Models for default rates in credit portfolios
Abstract
The default rate is a measure widely used in credit risk management. This reflects the probability that obligors will default on their credit obligations over a specified time horizon. Our aim is to formulate statistical models that can describe the default rate dynamics and to forecast future default tendencies of credit portfolios. Auto-regressive (AR) models and various extended forms of AR models are used for this purpose. The extended AR models incorporate observed exogenous factors (such as economic variables) as well as unobserved or latent components. A restricted multivariate vector auto-regressive (VAR) model is also explored in this context.
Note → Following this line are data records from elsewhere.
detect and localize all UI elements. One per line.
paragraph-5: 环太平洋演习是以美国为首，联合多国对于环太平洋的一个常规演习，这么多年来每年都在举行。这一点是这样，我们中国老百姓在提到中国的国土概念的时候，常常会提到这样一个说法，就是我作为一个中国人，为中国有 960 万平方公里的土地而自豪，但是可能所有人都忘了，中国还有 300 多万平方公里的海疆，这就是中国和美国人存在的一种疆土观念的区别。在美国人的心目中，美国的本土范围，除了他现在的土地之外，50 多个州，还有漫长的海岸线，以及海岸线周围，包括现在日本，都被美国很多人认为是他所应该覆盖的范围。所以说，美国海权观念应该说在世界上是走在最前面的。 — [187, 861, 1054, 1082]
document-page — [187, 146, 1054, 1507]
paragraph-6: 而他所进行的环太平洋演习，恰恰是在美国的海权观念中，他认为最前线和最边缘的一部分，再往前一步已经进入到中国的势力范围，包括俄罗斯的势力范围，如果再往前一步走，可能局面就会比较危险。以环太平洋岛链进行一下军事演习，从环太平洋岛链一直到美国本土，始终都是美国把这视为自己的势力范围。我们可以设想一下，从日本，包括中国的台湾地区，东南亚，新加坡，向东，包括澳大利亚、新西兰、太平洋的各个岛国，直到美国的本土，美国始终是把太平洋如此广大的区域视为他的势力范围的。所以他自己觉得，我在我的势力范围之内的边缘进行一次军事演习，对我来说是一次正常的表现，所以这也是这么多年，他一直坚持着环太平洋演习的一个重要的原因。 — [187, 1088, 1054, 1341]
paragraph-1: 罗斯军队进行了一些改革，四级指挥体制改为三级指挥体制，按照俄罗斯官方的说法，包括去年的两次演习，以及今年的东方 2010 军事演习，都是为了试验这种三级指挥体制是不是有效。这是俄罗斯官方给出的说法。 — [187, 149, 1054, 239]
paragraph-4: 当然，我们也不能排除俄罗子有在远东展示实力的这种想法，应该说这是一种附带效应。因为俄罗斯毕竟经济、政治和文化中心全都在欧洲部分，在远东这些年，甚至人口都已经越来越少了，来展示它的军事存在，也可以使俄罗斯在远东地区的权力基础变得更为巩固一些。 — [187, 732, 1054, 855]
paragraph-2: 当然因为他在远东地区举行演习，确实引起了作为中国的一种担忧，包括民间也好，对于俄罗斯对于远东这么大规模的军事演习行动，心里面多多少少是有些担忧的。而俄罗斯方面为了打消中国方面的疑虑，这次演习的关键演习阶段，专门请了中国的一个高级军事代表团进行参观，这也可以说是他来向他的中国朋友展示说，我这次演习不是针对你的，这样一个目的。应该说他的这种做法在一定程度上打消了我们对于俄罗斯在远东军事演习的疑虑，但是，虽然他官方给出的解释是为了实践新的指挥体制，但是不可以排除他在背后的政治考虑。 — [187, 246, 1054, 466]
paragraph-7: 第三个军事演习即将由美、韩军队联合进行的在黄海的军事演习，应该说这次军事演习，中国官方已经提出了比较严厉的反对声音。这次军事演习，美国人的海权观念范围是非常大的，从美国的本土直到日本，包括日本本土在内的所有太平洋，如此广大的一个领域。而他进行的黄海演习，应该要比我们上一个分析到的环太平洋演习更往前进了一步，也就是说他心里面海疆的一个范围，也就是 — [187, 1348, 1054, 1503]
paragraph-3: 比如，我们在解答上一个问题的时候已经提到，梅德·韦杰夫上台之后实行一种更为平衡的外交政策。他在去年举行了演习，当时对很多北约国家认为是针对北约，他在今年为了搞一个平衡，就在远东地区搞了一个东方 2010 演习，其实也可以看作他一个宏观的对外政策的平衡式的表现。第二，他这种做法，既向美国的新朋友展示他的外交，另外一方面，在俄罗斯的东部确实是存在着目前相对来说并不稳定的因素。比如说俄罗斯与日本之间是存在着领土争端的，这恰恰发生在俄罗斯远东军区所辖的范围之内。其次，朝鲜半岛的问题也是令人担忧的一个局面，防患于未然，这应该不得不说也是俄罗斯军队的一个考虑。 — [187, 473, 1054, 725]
Monthly default rates data of a mortgage loans portfolio was obtained and used to illustrate the statistical methodology required to fit these models. Since default rates often have very small values and highly skewed distributions, probit and logistic transformations of the rates were necessary before model fitting could be done. For this data, it was found that using only 1 auto-regressive term was sufficient. However, the inclusion of economic variables (e.g. CPIX) and the use of multivariate models were not completely satisfactory and therefore AR{\) models extended with unobserved components were developed and applied to the data. These unobserved components were assumed to have AR{\) dynamics of their own and this made the use of standard
software packages impossible when fitting these models by maximum likelihood estimation methods. For this purpose and also for forecasting, methods were developed based on the Kalman filter and the Expectation-Maximization (EM)-algorithm. This formed the main contribution of this work.